You’re from New York, correct?
Yeah, I grew up in Brooklyn, and I’m a native from New York, but I love this city [Philadelphia]. I’ve been able to do things here that would’ve been real difficult, as far as purchasing a home, putting our kids through college. I bought a home right behind Temple University in a new development over there. Now my daughter’s on her way to higher education. The way the whole thing played out really feels like a miracle, taking that giant leap to get married, have a family, have children. Does this city have challenges just like any other city? Of course it does. What metropolitan city doesn’t? But I could never bash this city. What makes it special is what I’ve been able to do here.
When you were going through the program, was there a project or experience that had a strong impact on you?

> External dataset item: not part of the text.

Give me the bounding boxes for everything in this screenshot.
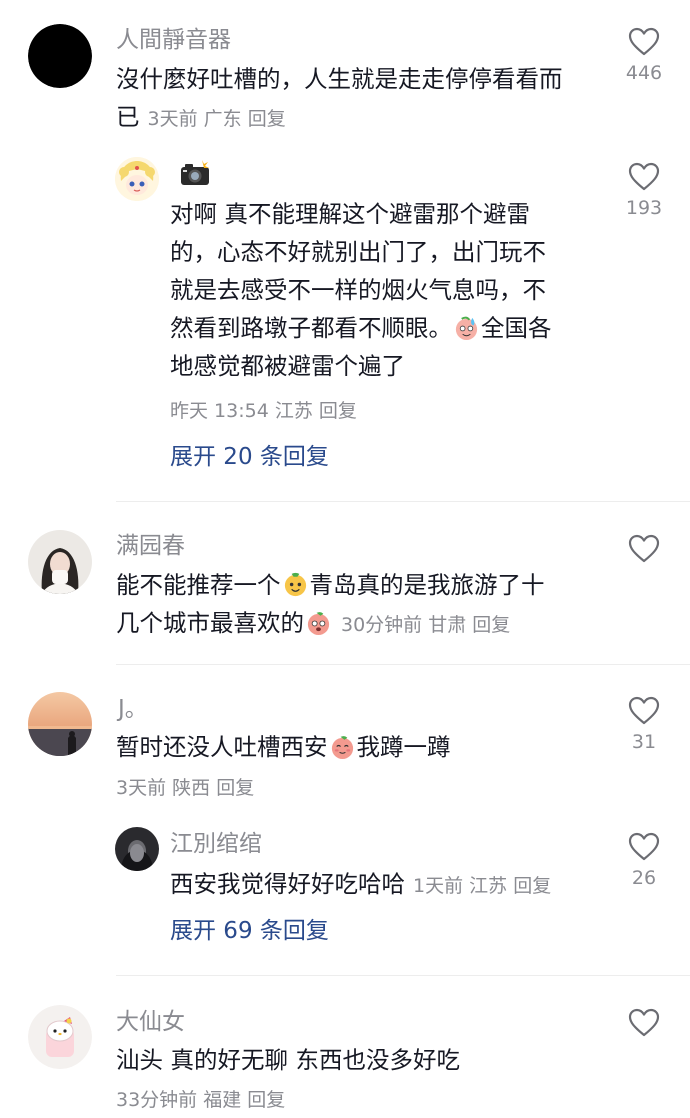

Oh yeah, absolutely! Before I was a supervisor, I did what the guys are doing right now. There’s nothing we ask our men to do here that I haven’t had to do. I know how to work with commercial BOB-CAT mowers, I know what it is to work with power washing equipment, I know what it is to work with custodial equipment. But that doesn’t mean anything to me if I don’t pass that on to the men who are coming through the program. It’s the fact that I’m working with someone who’s in our program and has been clean for 30 days, so my 18 years of sobriety doesn’t mean anything. I have to look at that gentleman who’s coming in here and show him what he needs to do to get to where I am right now. That’s the thing I love the most about this.